Роберт Менассе - Блаженные времена, хрупкий мир
Лео ждал от этой встречи многого. Он хотел спросить Юдифь, что она имела в виду в некоторых местах своего письма. Где она скрывалась все это время, ведь он ни разу не мог ее застать. Может быть он для нее ничего не значит, раз она неделями не показывалась. Но похвалы Юдифи совершенно сбили его с толку. Не сами похвалы, конечно, а реакция Лео на них. Юдифь сказала, что считает главу о Гегеле в высшей степени интересной, но, к сожалению, она мало знает Гегеля и вообще его не читала.
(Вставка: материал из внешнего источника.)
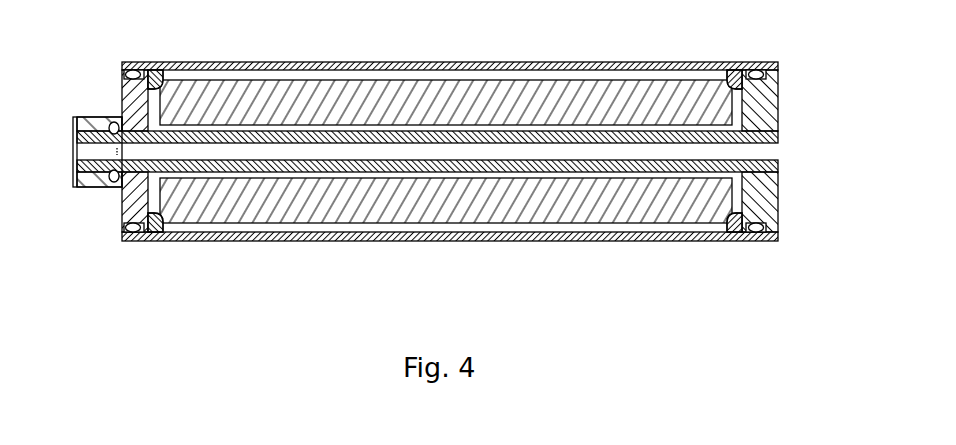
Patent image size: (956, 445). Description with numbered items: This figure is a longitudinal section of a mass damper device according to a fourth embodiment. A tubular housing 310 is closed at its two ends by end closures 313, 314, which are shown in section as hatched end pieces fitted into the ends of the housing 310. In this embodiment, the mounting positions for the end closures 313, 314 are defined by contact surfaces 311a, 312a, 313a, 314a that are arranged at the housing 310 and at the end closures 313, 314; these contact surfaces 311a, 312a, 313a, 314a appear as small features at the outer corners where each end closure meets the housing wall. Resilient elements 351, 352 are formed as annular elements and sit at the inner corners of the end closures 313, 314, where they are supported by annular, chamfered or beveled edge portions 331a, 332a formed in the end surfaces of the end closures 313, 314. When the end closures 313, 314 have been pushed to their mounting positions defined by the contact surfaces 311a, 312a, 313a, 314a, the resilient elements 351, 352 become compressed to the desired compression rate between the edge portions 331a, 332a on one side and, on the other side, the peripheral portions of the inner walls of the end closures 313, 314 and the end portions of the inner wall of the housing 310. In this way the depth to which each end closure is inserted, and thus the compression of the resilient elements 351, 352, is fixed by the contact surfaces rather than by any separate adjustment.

The housing 310 is at (466, 62).
The contact surface 311a is at (132, 69).
The contact surface 312a is at (758, 74).
The end closure 313 is at (122, 102).
The contact surface 313a is at (154, 238).
The end closure 314 is at (778, 122).
The contact surface 314a is at (745, 238).
The chamfered edge portion 331a is at (158, 74).
The chamfered edge portion 332a is at (735, 222).
The resilient element 351 is at (165, 230).
The resilient element 352 is at (728, 78).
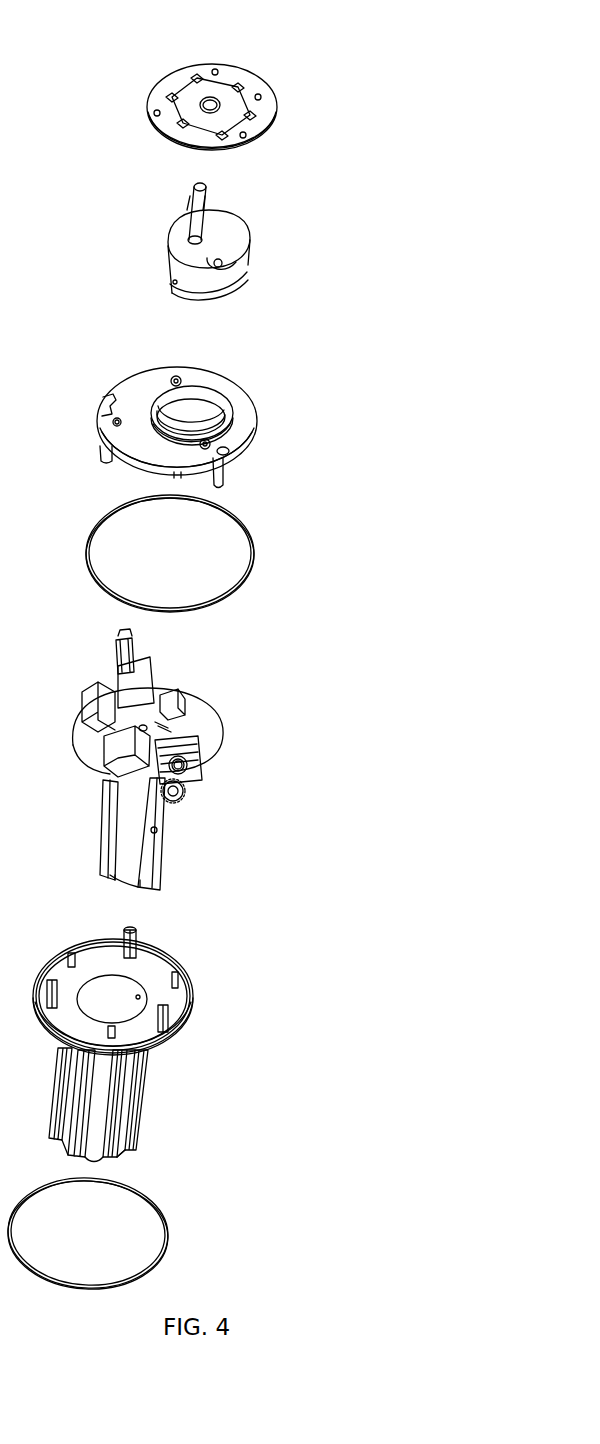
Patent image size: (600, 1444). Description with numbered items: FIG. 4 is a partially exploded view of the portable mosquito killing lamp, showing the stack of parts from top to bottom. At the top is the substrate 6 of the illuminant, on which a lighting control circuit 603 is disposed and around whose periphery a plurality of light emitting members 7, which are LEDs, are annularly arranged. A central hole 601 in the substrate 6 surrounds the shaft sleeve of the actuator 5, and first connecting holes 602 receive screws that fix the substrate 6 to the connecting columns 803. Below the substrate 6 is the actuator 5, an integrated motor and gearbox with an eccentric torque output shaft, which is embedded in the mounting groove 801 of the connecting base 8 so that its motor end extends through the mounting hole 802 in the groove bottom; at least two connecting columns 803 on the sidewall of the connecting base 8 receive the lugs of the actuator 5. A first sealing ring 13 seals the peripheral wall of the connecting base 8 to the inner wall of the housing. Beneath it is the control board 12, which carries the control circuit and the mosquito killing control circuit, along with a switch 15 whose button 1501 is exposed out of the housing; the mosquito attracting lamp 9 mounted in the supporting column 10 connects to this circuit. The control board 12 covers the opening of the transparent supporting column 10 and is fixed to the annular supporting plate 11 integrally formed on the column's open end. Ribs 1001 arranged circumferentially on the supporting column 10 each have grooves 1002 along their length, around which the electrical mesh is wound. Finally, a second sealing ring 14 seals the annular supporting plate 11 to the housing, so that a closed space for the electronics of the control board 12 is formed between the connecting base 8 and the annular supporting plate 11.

The actuator 5 is at (250, 256).
The substrate 6 is at (256, 96).
The light emitting members 7 is at (197, 78).
The central hole 601 is at (217, 98).
The first connecting holes 602 is at (216, 70).
The lighting control circuit 603 is at (262, 99).
The connecting base 8 is at (132, 392).
The mounting groove 801 is at (213, 406).
The mounting hole 802 is at (228, 414).
The connecting columns 803 is at (184, 370).
The first sealing ring 13 is at (253, 561).
The control board 12 is at (200, 718).
The switch 15 is at (208, 733).
The button 1501 is at (215, 770).
The mosquito attracting lamp 9 is at (160, 830).
The annular supporting plate 11 is at (150, 970).
The supporting column 10 is at (145, 1085).
The ribs 1001 is at (147, 1060).
The grooves 1002 is at (140, 1105).
The second sealing ring 14 is at (167, 1240).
Ей хотелось бы, чтобы Лео разъяснил кое-что из того, что он упоминает в своей работе. Она просила об этом. Лео принялся разъяснять. От этих пояснений он почувствовал себя счастливым. Они вновь придали ему уверенность в собственных интеллектуальных способностях. Утверждения, которые легко слетали у него с уст, представляли собой смелые, нетривиальные мысли, которые никогда не пришли бы ему в голову, если бы он не поработал дома. Вот мои тезисы, несколько раз повторил Лео.
В этот вечер в кафе «Спорт» — Лео вновь был почти счастлив — они познакомились с Лукасом Трояном.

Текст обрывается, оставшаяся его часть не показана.